Ordering police assistance by the civil court

Police assistance by civil courts

No specific provision is provided in the Civil Procedure Code, 1973 (CPC) for enabling a civil court to order police assistance to a party to a case. But the civil court can direct the police to give assistance in implementing its own orders.

In giving such directions the court can invoke its inherent powers under Section 151 of the CPC ( Moidu v Parth Sarathy & others: 1991 KHC 19).

Grant police assistance only when indispensable

The grant of police assistance should be made only when the court is fully convinced about the existence of grave emergencies such as apprehension of violence by the person against whom the order has been passed. The power is to be exercised with great caution and only when the situation objectively warrants such an exercise of power.

The High Court of Kerala says a civil court can exercise its inherent powers only when it is absolutely necessary. It points out that the “very foundation of the jurisdiction of the Court to requisition police aid in order to discharge its function of giving effect to its decision being its inherent powers to which it can have resort only for the purpose of meeting ends of justice and to prevent abuse of process of Court, the Court can exercise this power only when it is 'absolutely necessary', and, note 'no party has a right to insist the Court to exercise it”. (Abdul Rahim & anr  v Nazarulla & anr : 1998 KHC 1299).

The court gets inherent powers by virtue of its duty to do justice between the parties before it. The inherent power is a power in addition to what is specifically conferred by the statutes. The exercise of power should not go in conflict with what has been provided in law. It can be done only when it should not conflict with the existing laws in force.

The purpose of Section 151 of the CPC which cloths the civil court with inherent powers is to do the right and undo the wrong in the administration of justice.

Authorities must respect court orders

No authority in the state including police or revenue can ignore the finding of the civil court or refuse to take steps in implementing the order of the civil court. The party should get all help to maintain the law and order and in preventing the other party to contravene the injunction order of the court.

However in implementing interim ex-parte injunction, issued without hearing the defendant, the civil court has no power to direct police assistance. The court can seek police assistance only in implementing its final orders issued after hearing both the parties (Kochu Pennu Ambujakshi & ors v Veluthakunju Vasu Channar & others: 1992 KHC 270).

The civil court granting the injunction can implement it by giving consequential directions, including direction to the police authorities to effectuate the order. It can also punish persons for disobeying the order of court, under Order 39, Rule 1, of the CPC read with Rule 2-A.

Writ court must not interfere in pending cases

When an interim ex-parte decree by a civil court is in force between parties in regard to the disputed title of the property then the writ court has no power to direct police assistance under its writ jurisdiction.
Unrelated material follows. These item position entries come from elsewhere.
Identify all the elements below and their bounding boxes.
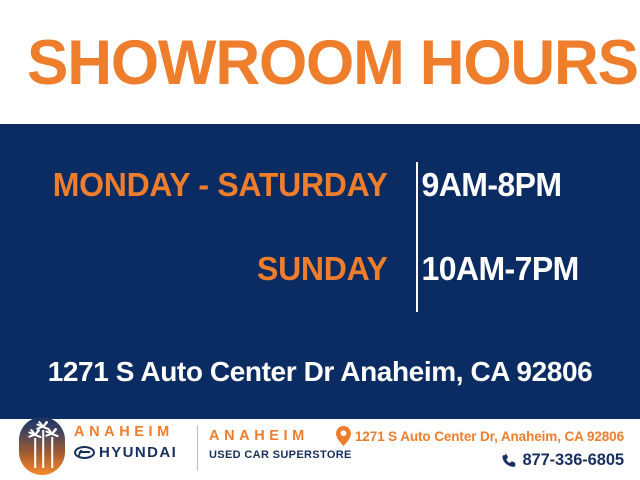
hyundai-h-icon xyxy=(74,446,95,459)
header-band: SHOWROOM HOURS xyxy=(0,0,640,124)
hyundai-brand-row: HYUNDAI xyxy=(74,445,192,460)
logo-divider xyxy=(197,425,198,471)
anaheim-wordmark: ANAHEIM xyxy=(209,429,329,444)
footer-contact-block: 1271 S Auto Center Dr, Anaheim, CA 92806… xyxy=(324,426,624,470)
hours-table: MONDAY - SATURDAY 9AM-8PM SUNDAY 10AM-7P… xyxy=(0,140,640,320)
footer-phone-text: 877-336-6805 xyxy=(522,451,624,470)
address-banner: 1271 S Auto Center Dr Anaheim, CA 92806 xyxy=(0,356,640,388)
footer-bar: ANAHEIM HYUNDAI ANAHEIM USED CAR SUPERST… xyxy=(0,419,640,480)
used-car-superstore-label: USED CAR SUPERSTORE xyxy=(209,450,329,461)
footer-phone-row[interactable]: 877-336-6805 xyxy=(324,451,624,470)
palm-tree-right xyxy=(45,433,59,468)
anaheim-used-car-superstore-logo[interactable]: ANAHEIM USED CAR SUPERSTORE xyxy=(209,429,329,461)
palm-tree-icon xyxy=(19,417,65,475)
footer-address-row[interactable]: 1271 S Auto Center Dr, Anaheim, CA 92806 xyxy=(324,426,624,446)
anaheim-hyundai-logo[interactable]: ANAHEIM HYUNDAI xyxy=(74,425,192,473)
footer-address-text: 1271 S Auto Center Dr, Anaheim, CA 92806 xyxy=(355,429,624,444)
hours-vertical-divider xyxy=(416,162,418,312)
hours-days-label: MONDAY - SATURDAY xyxy=(12,166,405,204)
map-pin-icon xyxy=(336,426,351,446)
page-title: SHOWROOM HOURS xyxy=(27,32,638,95)
hyundai-wordmark: HYUNDAI xyxy=(99,445,177,460)
hours-row: MONDAY - SATURDAY 9AM-8PM xyxy=(0,148,640,222)
hours-panel: MONDAY - SATURDAY 9AM-8PM SUNDAY 10AM-7P… xyxy=(0,124,640,419)
anaheim-wordmark: ANAHEIM xyxy=(74,425,192,440)
phone-icon xyxy=(501,452,517,469)
hours-days-label: SUNDAY xyxy=(12,250,405,288)
hours-time-value: 9AM-8PM xyxy=(405,166,561,204)
hours-time-value: 10AM-7PM xyxy=(405,250,579,288)
hours-row: SUNDAY 10AM-7PM xyxy=(0,232,640,306)
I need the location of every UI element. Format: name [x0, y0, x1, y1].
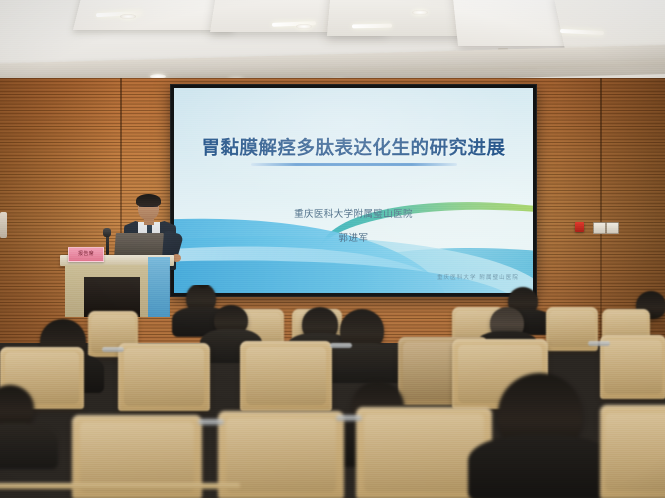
light-switch-plate[interactable] — [606, 222, 619, 234]
seat-armrest — [330, 343, 352, 348]
slide-logo-text: 重庆医科大学 附属璧山医院 — [437, 273, 519, 281]
slide-organization: 重庆医科大学附属璧山医院 — [174, 206, 533, 220]
light-switch-plate[interactable] — [593, 222, 606, 234]
laptop[interactable] — [114, 233, 164, 257]
audience-seating-area — [0, 285, 665, 498]
audience-shoulders — [322, 343, 402, 383]
seat-armrest — [336, 415, 362, 421]
podium-nameplate: 报告席 — [68, 247, 104, 262]
audience-shoulders — [468, 435, 614, 498]
ceiling-downlight — [120, 14, 136, 19]
fire-alarm-icon — [575, 222, 584, 232]
slide-title: 胃黏膜解痉多肽表达化生的研究进展 — [174, 134, 533, 160]
microphone-icon — [103, 228, 111, 237]
ceiling-light-bar — [352, 24, 392, 29]
wall-speaker — [0, 212, 7, 238]
seat[interactable] — [240, 341, 332, 411]
seat-armrest — [588, 341, 610, 346]
lecture-hall-photo: 胃黏膜解痉多肽表达化生的研究进展 重庆医科大学附属璧山医院 郭进军 重庆医科大学… — [0, 0, 665, 498]
projection-screen: 胃黏膜解痉多肽表达化生的研究进展 重庆医科大学附属璧山医院 郭进军 重庆医科大学… — [170, 84, 537, 297]
seat[interactable] — [600, 335, 665, 399]
seat-armrest — [102, 347, 124, 352]
glasses-icon — [139, 206, 158, 211]
seat[interactable] — [118, 343, 210, 411]
presentation-slide: 胃黏膜解痉多肽表达化生的研究进展 重庆医科大学附属璧山医院 郭进军 重庆医科大学… — [174, 88, 533, 293]
audience-shoulders — [0, 423, 58, 469]
desk-edge — [0, 483, 240, 489]
seat[interactable] — [600, 405, 665, 498]
slide-text-content: 胃黏膜解痉多肽表达化生的研究进展 重庆医科大学附属璧山医院 郭进军 重庆医科大学… — [174, 88, 533, 293]
ceiling-downlight — [412, 10, 428, 15]
podium-nameplate-text: 报告席 — [69, 248, 103, 260]
seat-armrest — [198, 419, 224, 425]
ceiling-downlight — [296, 24, 312, 29]
slide-presenter-name: 郭进军 — [174, 230, 533, 244]
slide-title-divider — [251, 163, 457, 166]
The High Court of Kerala says, “When there is dispute between parties and when it is only an interim ex parte order passed by the Munsiff which alone is in force, this Court shall not interfere in the matter invoking its jurisdiction under Article 226 of the Constitution of India with a direction for police aid”. (Adhi Karath Valappil Kunhumuhammed v Korath Illath Valappil Mammi: AIR 1999 Ker 383).
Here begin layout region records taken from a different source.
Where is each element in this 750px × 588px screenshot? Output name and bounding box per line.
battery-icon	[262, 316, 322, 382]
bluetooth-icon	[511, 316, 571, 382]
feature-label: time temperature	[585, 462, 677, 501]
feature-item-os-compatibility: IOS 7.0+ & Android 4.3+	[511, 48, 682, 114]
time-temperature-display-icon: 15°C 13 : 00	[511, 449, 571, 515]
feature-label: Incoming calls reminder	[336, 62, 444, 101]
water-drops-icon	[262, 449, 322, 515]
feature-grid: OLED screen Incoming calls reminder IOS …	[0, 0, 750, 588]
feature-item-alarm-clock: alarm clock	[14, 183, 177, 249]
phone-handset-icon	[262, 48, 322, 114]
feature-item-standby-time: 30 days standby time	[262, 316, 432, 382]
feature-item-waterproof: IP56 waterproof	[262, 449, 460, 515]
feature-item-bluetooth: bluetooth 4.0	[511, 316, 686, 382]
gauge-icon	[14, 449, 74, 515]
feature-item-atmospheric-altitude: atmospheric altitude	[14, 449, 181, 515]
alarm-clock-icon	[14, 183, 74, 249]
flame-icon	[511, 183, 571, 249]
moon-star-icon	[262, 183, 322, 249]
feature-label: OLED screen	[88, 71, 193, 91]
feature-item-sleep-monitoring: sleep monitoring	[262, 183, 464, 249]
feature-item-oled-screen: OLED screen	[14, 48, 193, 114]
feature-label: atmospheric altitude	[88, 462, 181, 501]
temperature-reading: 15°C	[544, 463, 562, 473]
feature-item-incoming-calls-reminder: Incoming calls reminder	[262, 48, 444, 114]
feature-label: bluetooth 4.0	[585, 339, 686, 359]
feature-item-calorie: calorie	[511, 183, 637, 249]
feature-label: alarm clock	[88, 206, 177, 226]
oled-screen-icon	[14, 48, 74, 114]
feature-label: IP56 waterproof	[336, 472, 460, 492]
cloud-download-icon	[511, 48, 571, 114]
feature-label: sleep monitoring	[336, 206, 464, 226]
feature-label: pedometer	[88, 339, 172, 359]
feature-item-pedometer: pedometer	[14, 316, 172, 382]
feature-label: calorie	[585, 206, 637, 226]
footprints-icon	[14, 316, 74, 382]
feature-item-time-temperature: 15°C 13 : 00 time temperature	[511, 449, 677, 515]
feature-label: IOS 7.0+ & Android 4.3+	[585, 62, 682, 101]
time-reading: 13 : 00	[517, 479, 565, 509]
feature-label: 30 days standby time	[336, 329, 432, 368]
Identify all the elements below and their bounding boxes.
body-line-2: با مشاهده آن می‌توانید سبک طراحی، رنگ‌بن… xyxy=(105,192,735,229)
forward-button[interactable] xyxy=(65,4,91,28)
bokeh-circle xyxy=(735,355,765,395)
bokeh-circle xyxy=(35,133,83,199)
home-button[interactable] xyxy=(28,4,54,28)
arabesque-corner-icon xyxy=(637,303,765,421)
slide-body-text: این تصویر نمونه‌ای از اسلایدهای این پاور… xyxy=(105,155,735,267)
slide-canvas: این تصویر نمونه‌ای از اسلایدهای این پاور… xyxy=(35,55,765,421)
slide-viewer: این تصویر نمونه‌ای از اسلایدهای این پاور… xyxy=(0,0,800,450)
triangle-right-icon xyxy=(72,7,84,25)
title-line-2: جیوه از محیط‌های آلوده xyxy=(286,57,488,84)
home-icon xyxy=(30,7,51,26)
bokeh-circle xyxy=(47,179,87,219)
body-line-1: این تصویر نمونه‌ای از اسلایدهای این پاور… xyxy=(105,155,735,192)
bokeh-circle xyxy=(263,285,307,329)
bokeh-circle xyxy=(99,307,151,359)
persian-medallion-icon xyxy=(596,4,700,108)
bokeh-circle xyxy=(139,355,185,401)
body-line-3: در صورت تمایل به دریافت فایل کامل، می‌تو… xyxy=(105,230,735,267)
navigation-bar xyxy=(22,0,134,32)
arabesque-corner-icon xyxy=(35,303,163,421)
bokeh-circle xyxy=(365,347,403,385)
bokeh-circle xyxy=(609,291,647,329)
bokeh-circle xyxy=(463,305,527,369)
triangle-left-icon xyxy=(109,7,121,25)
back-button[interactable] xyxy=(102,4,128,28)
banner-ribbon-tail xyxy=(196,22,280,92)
That means the writ court cannot interfere in a disputed question of title or possession of the property by ordering police assistance when the matter is pending before a civil court. The problem in such cases is that the questions of fact could be answered only by the civil court on the basis of the evidence adduced by the parties but not in a writ petition by the High Court. The court is of the view that a dispute regarding possession of an immovable property between the two private individuals could be decided only by the Civil Court in a civil suit or by the   Criminal   Court   in  Section   145   of the Criminal Proceedings but not by a Writ Court in a petition filed under Article 226 of the Constitution.

Writ court can interfere in case no efficacious remedy

However it is open to the parties to invoke the extra-ordinary jurisdiction of the High Court under Article 226 of the Constitution if the aggrieved parties have a case that such ordinary civil or criminal action is not an efficacious alternative remedy. The only limitation imposed by the Division Bench of the High Court of Kerala in such a case is that before invoking such extraordinary jurisdiction duty is that the petitioners must plead and prove prima facie as to why alternate remedies are not equally efficacious and adequate based on the facts and circumstances of a given case (George And Ors. v The Circle Inspector Of Police: 1990 (1) KLT 741)

On the other hand a writ court can order police assistance if there is a violation of some statutory duty on the part of any statutory authority. (Roshina T v Abdul Azeez K T: (2019) 2 SCC 329). Therefore a writ court can order police assistance in order to interfere in the orders of injunction in such a situation when there is patent lethargy on the part of the authorities.

Police cannot interfere in a civil dispute

It is well settled that police have no power to interfere in a civil dispute unless there is an order from a competent court. Civil court has enough powers in ordering police assistance in the execution of its own orders. When state agency is the lawbreaker the writ court is the right source to deal with it.